Please don't take me saying that the con is smaller than usual as necessarily a bad thing though because generally I like it. Whereas Fan Expo can get crowded and panicked with people desperately trying to squeeze fun into their last weekend of the summer, Toronto ComiCon is a gentle easing into the con year like dipping your toes in a warm pool of fandom. It's still pretty chilly up here in Toronto so not nearly as many people choose to cosplay in March, possibly due to spandex not being the best insulator. I love cosplayers but with fewer of them around it's noticeably easier to roam the dealer room floor and not get held up by impromptu photo ops happening in the already crowded aisles. This is great if you're there to shop, less great if you're there to see badass costumes.
Seeing as BC mostly covers American cons, I took a walk around and talked to a few of the most Canadian folks that caught my eye.
One of the first stops was Hope Nicholson's table for Brok Windsor, a Golden Age comic book hero so manly he could make Ron Swanson cry. Hope runs a self-publishing company that focuses on reprinting Golden Age Canadian superheroes, like Nelvana of the Northern Lights (available now from IDW). You may have seen Hope's very successful Kickstarter campaign for Brok last year and if you've been waiting to see those deposits show a return, the wait is over, she'll have copies of the Brok Windsor Collection at Emerald City Comicon next week, so track her down in Seattle and ask her for one (and by "ask" I mean offer her money in exchange for goods). Hope's a sweetheart who offered me a cardboard Brok Windsor cut-out and some unnaturally spicy Ruffles chips. I accepted both.
My next stop was to see The Pitiful Human-Lizard, the star of a really fantastic comic book series set in Toronto about a struggling superhero. The book's creator, Jason Loo, has received a great reception to the book which definitely resonates with its all-Canadian vibe. With almost every other comic book hero being based in New York, it's fun to see someone battling monsters near the CN Tower or riding on top of TTC Streetcars. There are three issues of the Pitiful Human-Lizard out right now, with issue #4 premiering at TCAF (The Toronto Comic Arts Festival) on May 9th. Jason gave me a free Pitiful Human-Lizard sticker while we chatted (so much free swag guys) and told me the only downside to having a table for his comic this year is that he normally cosplays with the X-Men of Toronto charity group and has the best Multiple Man costume I've ever seen. If only he were the REAL Multiple Man (Men?), he could work all the booths.

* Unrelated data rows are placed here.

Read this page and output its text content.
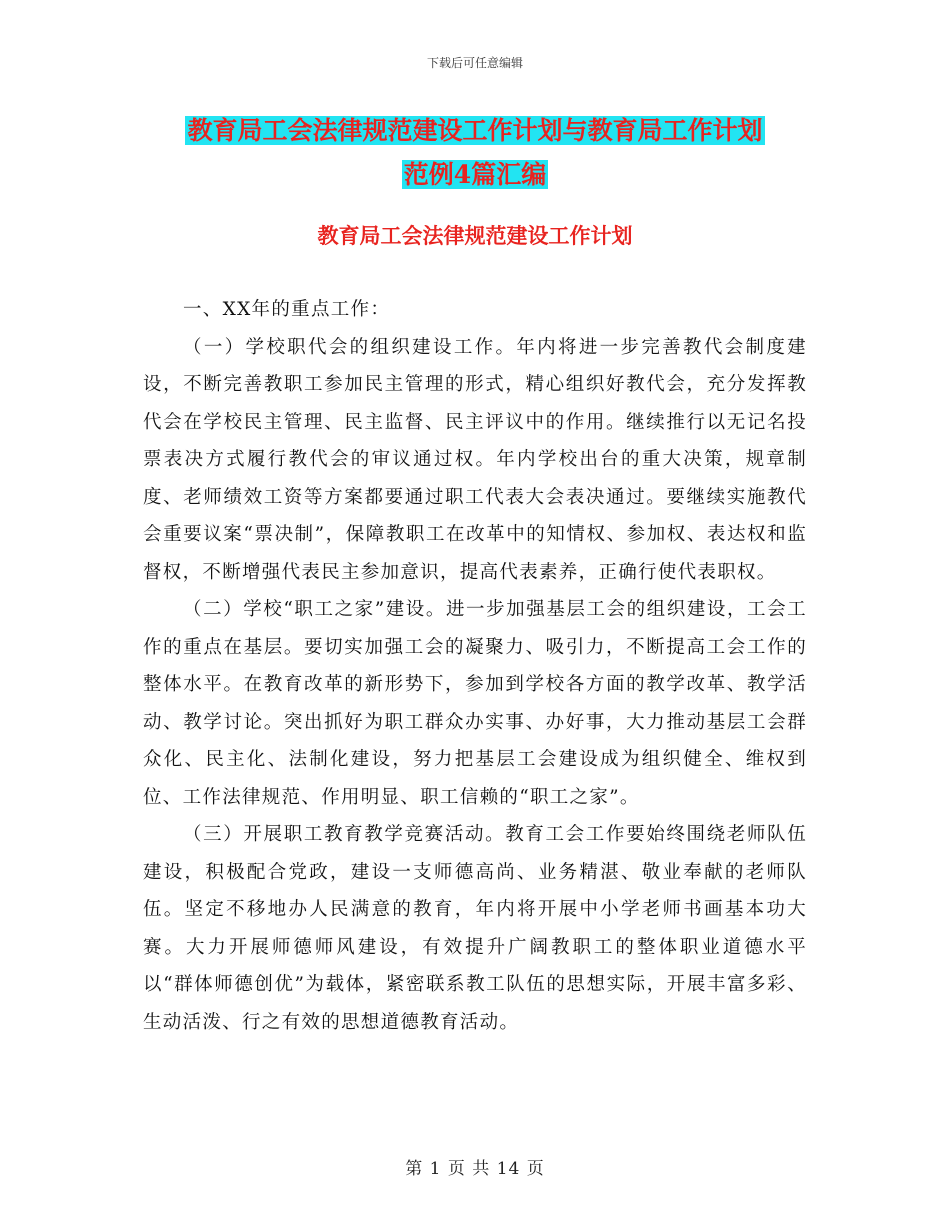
下载后可任意编辑
教育局工会法律规范建设工作计划与教育局工作计划
范例4篇汇编
教育局工会法律规范建设工作计划

一、XX年的重点工作：

（一）学校职代会的组织建设工作。年内将进一步完善教代会制度建设，不断完善教职工参加民主管理的形式，精心组织好教代会，充分发挥教代会在学校民主管理、民主监督、民主评议中的作用。继续推行以无记名投票表决方式履行教代会的审议通过权。年内学校出台的重大决策，规章制度、老师绩效工资等方案都要通过职工代表大会表决通过。要继续实施教代会重要议案“票决制”，保障教职工在改革中的知情权、参加权、表达权和监督权，不断增强代表民主参加意识，提高代表素养，正确行使代表职权。

（二）学校“职工之家”建设。进一步加强基层工会的组织建设，工会工作的重点在基层。要切实加强工会的凝聚力、吸引力，不断提高工会工作的整体水平。在教育改革的新形势下，参加到学校各方面的教学改革、教学活动、教学讨论。突出抓好为职工群众办实事、办好事，大力推动基层工会群众化、民主化、法制化建设，努力把基层工会建设成为组织健全、维权到位、工作法律规范、作用明显、职工信赖的“职工之家”。

（三）开展职工教育教学竞赛活动。教育工会工作要始终围绕老师队伍建设，积极配合党政，建设一支师德高尚、业务精湛、敬业奉献的老师队伍。坚定不移地办人民满意的教育，年内将开展中小学老师书画基本功大赛。大力开展师德师风建设，有效提升广阔教职工的整体职业道德水平以“群体师德创优”为载体，紧密联系教工队伍的思想实际，开展丰富多彩、生动活泼、行之有效的思想道德教育活动。

第 1 页 共 14 页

For my last stop I went more personal than Canadian as I caught artist Marco Rudy just as he was sitting down at his table. Marco does the crazy cool artwork for Bucky Barnes: The Winter Soldier, one of my favorite characters and a super trippy space book. Marco's a laid back, friendly guy who seems to know everyone around and was happy to chat. I asked if Marvel told them what was being planned for Agents of SHIELD when they decided to use Daisy "Quake" Johnson as a supporting character in the Winter Soldier book and was told Marvel didn't tell them anything. "They let us do whatever we want, they gave us leeway and we're having fun."
Unfortunately the fun will be ending soon though. Bucky Barnes: The Winter Soldier isn't one of the 33 titles Marvel will be cancelling in June, but it is slotted for a limited run due to Secret Wars with issue 11 being the last in the story.
I'll wrap up this lengthy report with a recommendation, if you want to hit up a more relaxed con for the purpose of finding great merchandise of every nerdy nature and talk to cool indie and mainstream artists, Toronto ComiCon is the con for you. All the big vendors are on the dealer room floor but it's not overcrowded and Artist's Alley is pretty accessible as well. If you like cons for the celebrity guests and extreme cosplays however, you're better off waiting for Fan Expo in September as ComiCon doesn't seem to have the same draw.